Caen : détenu pour viol, il agresse une visiteuse car ne supportant pas sa proximité avec d’autres prisonniers

Il y a une semaine à Caen, un homme de 39 ans condamné en 2002 pour viol a agressé sa visiteuse de prison, visiblement jaloux de la voir passer du temps avec d'autres détenus. Pour cette nouvelle atteinte, il a écopé de trois ans d'emprisonnement supplémentaires.

Depuis plus de dix ans à Caen, cette femme a pris pour habitude d’aller au plus près des détenus en qui elle a une totale confiance. Pablo T. fait partie de ceux-ci. En 2002, la cour d’assises d’Ille-et-Vilaine l’avait condamné à huit ans de prison pour viol.

En mars 2007, écrit Ouest-France, il écopait de quinze ans d’emprisonnement supplémentaires par la cour d’assises de Seine-Saint-Denis pour des faits similaires.
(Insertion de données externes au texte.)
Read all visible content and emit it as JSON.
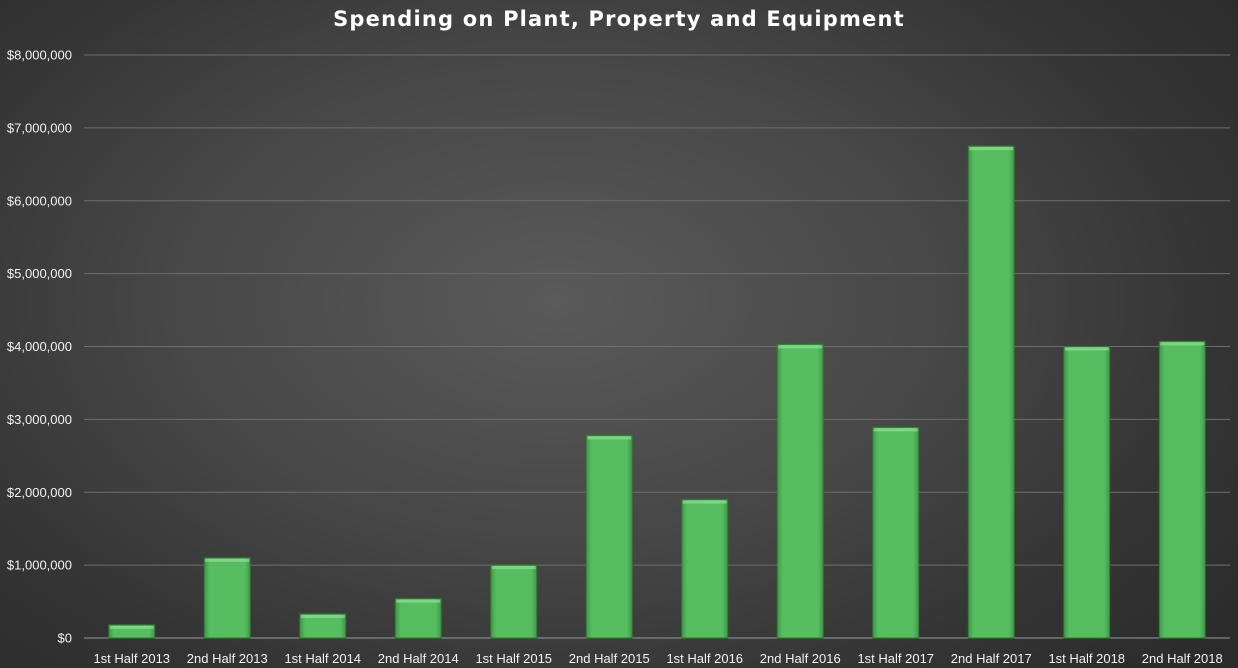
{
  "chart_data": {
    "type": "bar",
    "title": "Spending on Plant, Property and Equipment",
    "categories": [
      "1st Half 2013",
      "2nd Half 2013",
      "1st Half 2014",
      "2nd Half 2014",
      "1st Half 2015",
      "2nd Half 2015",
      "1st Half 2016",
      "2nd Half 2016",
      "1st Half 2017",
      "2nd Half 2017",
      "1st Half 2018",
      "2nd Half 2018"
    ],
    "values": [
      180000,
      1100000,
      330000,
      540000,
      1000000,
      2780000,
      1900000,
      4030000,
      2890000,
      6750000,
      4000000,
      4070000
    ],
    "ylim": [
      0,
      8000000
    ],
    "yticks": [
      0,
      1000000,
      2000000,
      3000000,
      4000000,
      5000000,
      6000000,
      7000000,
      8000000
    ],
    "ytick_labels": [
      "$0",
      "$1,000,000",
      "$2,000,000",
      "$3,000,000",
      "$4,000,000",
      "$5,000,000",
      "$6,000,000",
      "$7,000,000",
      "$8,000,000"
    ],
    "xlabel": "",
    "ylabel": "",
    "grid": true,
    "legend": "none",
    "bar_color": "#52b95c"
  }
}
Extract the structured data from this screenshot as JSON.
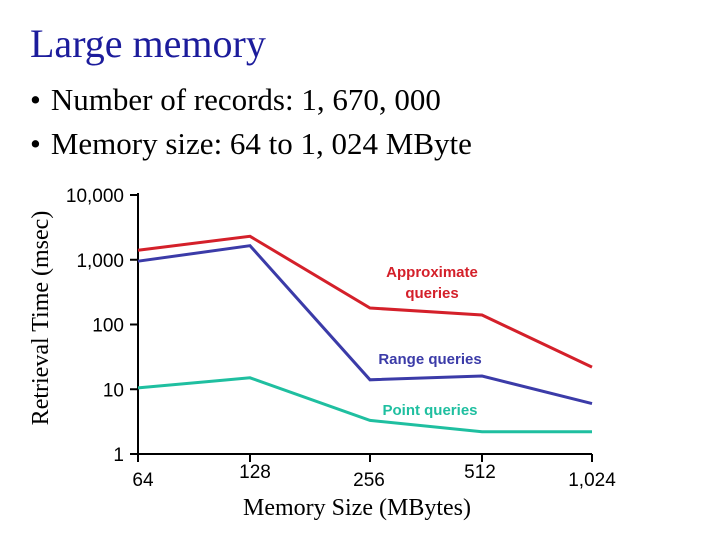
{
  "slide": {
    "title": "Large memory",
    "bullets": [
      "Number of records: 1, 670, 000",
      "Memory size: 64 to 1, 024 MByte"
    ]
  },
  "chart_data": {
    "type": "line",
    "x": [
      64,
      128,
      256,
      512,
      1024
    ],
    "x_tick_labels": [
      "64",
      "128",
      "256",
      "512",
      "1,024"
    ],
    "xlabel": "Memory Size (MBytes)",
    "ylabel": "Retrieval Time (msec)",
    "y_scale": "log",
    "ylim": [
      1,
      10000
    ],
    "y_tick_labels": [
      "10,000",
      "1,000",
      "100",
      "10",
      "1"
    ],
    "y_ticks": [
      10000,
      1000,
      100,
      10,
      1
    ],
    "grid": false,
    "series": [
      {
        "name": "Approximate queries",
        "label_lines": [
          "Approximate",
          "queries"
        ],
        "color": "#d4202a",
        "values": [
          1400,
          2300,
          180,
          140,
          22
        ]
      },
      {
        "name": "Range queries",
        "label_lines": [
          "Range queries"
        ],
        "color": "#3b3ba8",
        "values": [
          950,
          1650,
          14,
          16,
          6
        ]
      },
      {
        "name": "Point queries",
        "label_lines": [
          "Point queries"
        ],
        "color": "#1fbfa0",
        "values": [
          10.5,
          15,
          3.3,
          2.2,
          2.2
        ]
      }
    ]
  }
}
Et après avoir connu les établissements pénitentiaires de Rennes, d’Argentan, de Meaux, de Villepinte, de Fresnes et de Saint-Martin-de-Ré, cela faisait maintenant plus d’un an que Pablo T. était détenu au centre pénitentiaire de Caen.

Un détenu agresse la visiteuse qui avait une totale confiance en lui

La femme évoquée plus haut, âgée de 68 ans, rend visite deux fois par semaine à Pablo, selon lui. Sa compagnie et les échanges verbaux qu’il tient avec elle permettent à ce détenu d’oublier un temps son environnement :  « Je n’étais pas amoureux d’elle, mais je l’aimais bien ».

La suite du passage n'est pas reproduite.